Frank Miller, Comics Interview # 31 (1986): "I base my Batman on Jerry Robinson's and Dick Sprang's. The strongest presentation of the character to date has come from the Forties. There was something in the art back then that made him look huge."
Frank Miller explained on the documentary Masterpiece: Frank Miller's Batman: The Dark Knight Returns, "In Dark Knight, we (Frank Miller and inker Klaus Janson) began to drift apart creatively, because I was into all of the European stuff and the Japanese stuff, and all of that, and he was still very much in the tradition of DC (Neal Adams-esque). There was one issue where I redid a bunch of it because I wanted a certain look." 
"I try to adapt my style as I go,” Frank Miller explained. “You’ll see Sin City looks nothing like Ronin. 300 doesn’t look like anything I’d ever done before. The work I’m doing now is very much its own thing.
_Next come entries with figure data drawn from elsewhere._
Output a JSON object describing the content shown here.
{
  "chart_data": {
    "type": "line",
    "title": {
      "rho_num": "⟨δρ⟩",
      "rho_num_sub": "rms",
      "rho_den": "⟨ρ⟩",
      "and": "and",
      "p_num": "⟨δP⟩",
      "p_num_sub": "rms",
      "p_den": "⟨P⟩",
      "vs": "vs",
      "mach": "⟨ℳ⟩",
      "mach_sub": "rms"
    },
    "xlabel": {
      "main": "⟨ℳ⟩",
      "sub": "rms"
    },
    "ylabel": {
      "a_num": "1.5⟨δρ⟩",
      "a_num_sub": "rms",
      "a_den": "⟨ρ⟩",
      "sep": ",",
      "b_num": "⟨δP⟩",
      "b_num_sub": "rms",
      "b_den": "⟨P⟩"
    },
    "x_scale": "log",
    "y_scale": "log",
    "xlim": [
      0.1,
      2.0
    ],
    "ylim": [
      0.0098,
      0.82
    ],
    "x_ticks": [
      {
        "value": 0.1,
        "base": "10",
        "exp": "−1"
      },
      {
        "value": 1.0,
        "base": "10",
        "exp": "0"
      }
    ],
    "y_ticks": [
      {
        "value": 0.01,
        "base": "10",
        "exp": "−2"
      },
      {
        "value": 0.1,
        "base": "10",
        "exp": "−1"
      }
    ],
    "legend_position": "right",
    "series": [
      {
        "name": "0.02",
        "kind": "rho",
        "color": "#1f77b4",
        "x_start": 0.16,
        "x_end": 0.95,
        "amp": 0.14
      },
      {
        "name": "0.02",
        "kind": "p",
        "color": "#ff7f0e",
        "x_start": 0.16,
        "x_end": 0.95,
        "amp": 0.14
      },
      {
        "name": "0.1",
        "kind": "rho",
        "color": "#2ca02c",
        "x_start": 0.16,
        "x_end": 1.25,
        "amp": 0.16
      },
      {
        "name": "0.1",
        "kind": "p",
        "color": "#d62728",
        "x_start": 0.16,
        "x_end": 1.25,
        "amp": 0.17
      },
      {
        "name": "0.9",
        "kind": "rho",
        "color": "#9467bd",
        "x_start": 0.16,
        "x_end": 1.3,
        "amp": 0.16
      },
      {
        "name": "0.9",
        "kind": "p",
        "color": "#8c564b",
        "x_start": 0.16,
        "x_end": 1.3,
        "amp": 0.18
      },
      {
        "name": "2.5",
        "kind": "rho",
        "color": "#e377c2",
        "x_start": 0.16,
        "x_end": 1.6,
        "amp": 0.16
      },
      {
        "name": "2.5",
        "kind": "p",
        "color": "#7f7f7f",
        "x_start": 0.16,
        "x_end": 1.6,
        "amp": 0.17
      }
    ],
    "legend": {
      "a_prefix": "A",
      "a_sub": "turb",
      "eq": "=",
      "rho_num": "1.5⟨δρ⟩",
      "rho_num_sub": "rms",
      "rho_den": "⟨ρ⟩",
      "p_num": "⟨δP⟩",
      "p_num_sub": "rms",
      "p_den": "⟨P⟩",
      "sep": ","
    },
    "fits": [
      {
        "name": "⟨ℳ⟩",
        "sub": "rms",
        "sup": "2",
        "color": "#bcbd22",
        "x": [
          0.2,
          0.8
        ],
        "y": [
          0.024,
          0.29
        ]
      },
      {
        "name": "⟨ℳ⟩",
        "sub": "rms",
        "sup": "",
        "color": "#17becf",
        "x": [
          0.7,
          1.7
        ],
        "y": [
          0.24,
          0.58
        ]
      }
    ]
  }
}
It’s a matter of an artist adapting to the material.” Pretty ballsy. www.nycgraphicnovelists.com/20…
Frank Miller explained in Frank Miller: The Comics Journal Library (2003), "By the way of Alley Oop (1932 comic strip by V.T. Hamlin), again, I was trying to make the (superhero) stuff less formal. I wanted the superheroes to build up the parts of them that I thought would make them look the most heroic. In the case of Batman, I went big shouldered and big formed and obviously gigantic hands and feet. It was a variation on what I do, for instance, with the women in Sin City, where they break down to a few curves to evoke. It was an attempt at something, because I thought everything had gotten too damn realistic. I like to enjoy what comic books can do that film can’t." 4thletter.net/2009/04/sons-of-…
In Amazing Heroes # 102 (1986) Frank Miller congratulated David Mazzucchelli for trying to develop his own art style on Batman: Year One. "David is, I believe, a realist, but he's also a cartoonist. David's work is not photographic in the least, but he does his best to make his work believable. His work is becoming more direct, less decorative, less deliberately pretty. Step by step, he's freeing himself of a lot of the post-Kirby (Neal Adams) conventions of the '60s and '70s that have almost swallowed up comics, and he's moving into work that I think is closer to his own heart. His work is finding it's own place, going directly back to the era of Johnny Craig, and even further back to the era of Alex Toth."
Frank Miller explained in Frank Miller: The Comics Journal Library (2003), "I'm getting cartoonier. My feeling is that we can really not compete with films, and we might as well do what we do better. Also, I'm turned on by the stuff that guys like James Kochalka are doing. Because it's reminding me of why I got into drawing comics. The absolute personal nature of it. When I read a Kochalka book, I feel like I did when I was an 8-year-old kid with some folded-over typing paper stapled in the middle and I was just drawing. It's deliberately unprofessional. I like that aspect of it and feel the energy of that is something that has to be recaptured."